Photograph of Brandon Ruiz “As a Supplemental Instructor for AMST 201: Introduction to American Studies, I was able to express my love of American Studies with fellow students, while also getting to know them on a personal level. This internship helped me improve my communication skills and gave me a chance to explore my interest in teaching. Throughout the semester, I got to know the students and came to view those who attended my SI sessions with empathy and care. The students had a great impact on me. I’m grateful to have had this opportunity and I’ll look back at this internship as one of the best decisions I ever made within my academic career.”

Katherine Morales
MA candidate, American Studies
Laura’s House, Fall 2019

 Photograph of Katherine Morales“Interning in the legal department at Laura’s House allowed me to advocate for survivors of intimate partner violence, and assist them in navigating the legal realm.
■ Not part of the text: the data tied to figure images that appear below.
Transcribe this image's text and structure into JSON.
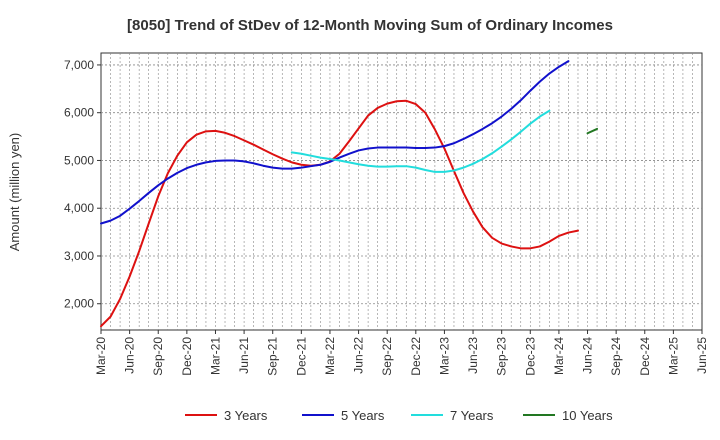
{
  "chart_data": {
    "type": "line",
    "title": "[8050]  Trend of StDev of 12-Month Moving Sum of Ordinary Incomes",
    "xlabel": "",
    "ylabel": "Amount (million yen)",
    "ylim": [
      1450,
      7250
    ],
    "yticks": [
      2000,
      3000,
      4000,
      5000,
      6000,
      7000
    ],
    "ytick_labels": [
      "2,000",
      "3,000",
      "4,000",
      "5,000",
      "6,000",
      "7,000"
    ],
    "x_tick_labels": [
      "Mar-20",
      "Jun-20",
      "Sep-20",
      "Dec-20",
      "Mar-21",
      "Jun-21",
      "Sep-21",
      "Dec-21",
      "Mar-22",
      "Jun-22",
      "Sep-22",
      "Dec-22",
      "Mar-23",
      "Jun-23",
      "Sep-23",
      "Dec-23",
      "Mar-24",
      "Jun-24",
      "Sep-24",
      "Dec-24",
      "Mar-25",
      "Jun-25"
    ],
    "grid": true,
    "legend_position": "bottom",
    "series": [
      {
        "name": "3 Years",
        "color": "#dd1111",
        "start_index": 0,
        "values": [
          1530,
          1730,
          2100,
          2570,
          3100,
          3680,
          4250,
          4730,
          5100,
          5380,
          5540,
          5610,
          5620,
          5580,
          5510,
          5420,
          5330,
          5230,
          5130,
          5040,
          4960,
          4910,
          4890,
          4910,
          4980,
          5140,
          5400,
          5670,
          5940,
          6100,
          6190,
          6240,
          6250,
          6180,
          6000,
          5650,
          5250,
          4780,
          4320,
          3930,
          3600,
          3380,
          3260,
          3200,
          3160,
          3160,
          3200,
          3300,
          3420,
          3490,
          3530
        ]
      },
      {
        "name": "5 Years",
        "color": "#1111cc",
        "start_index": 0,
        "values": [
          3680,
          3740,
          3840,
          3990,
          4150,
          4320,
          4480,
          4620,
          4740,
          4840,
          4910,
          4960,
          4990,
          5000,
          5000,
          4980,
          4940,
          4890,
          4850,
          4830,
          4830,
          4850,
          4880,
          4910,
          4970,
          5060,
          5140,
          5210,
          5250,
          5270,
          5270,
          5270,
          5270,
          5260,
          5260,
          5270,
          5300,
          5360,
          5450,
          5550,
          5660,
          5780,
          5920,
          6080,
          6260,
          6460,
          6650,
          6820,
          6960,
          7080
        ]
      },
      {
        "name": "7 Years",
        "color": "#22dddd",
        "start_index": 20,
        "values": [
          5170,
          5140,
          5100,
          5060,
          5030,
          5000,
          4960,
          4920,
          4890,
          4870,
          4870,
          4880,
          4880,
          4850,
          4800,
          4760,
          4760,
          4790,
          4850,
          4930,
          5030,
          5150,
          5290,
          5440,
          5600,
          5770,
          5920,
          6040
        ]
      },
      {
        "name": "10 Years",
        "color": "#227722",
        "start_index": 51,
        "values": [
          5570,
          5660
        ]
      }
    ]
  }
}
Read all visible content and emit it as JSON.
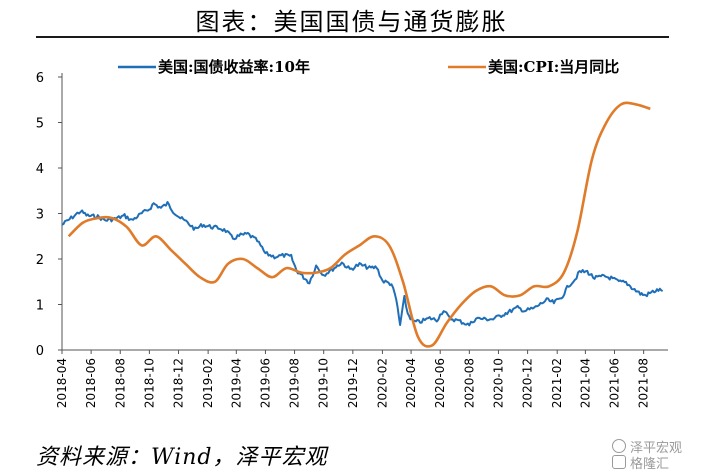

My background in American Studies prepared me extensively for this position as I worked with people from a variety of backgrounds and identities, each with their own story. From conducting client intakes, to providing court support and explaining legal documents, the most rewarding aspect of this experience was the connection I developed with a client. I know now that in my future endeavors I will be happiest in a profession that helps others, as well as empowers them.”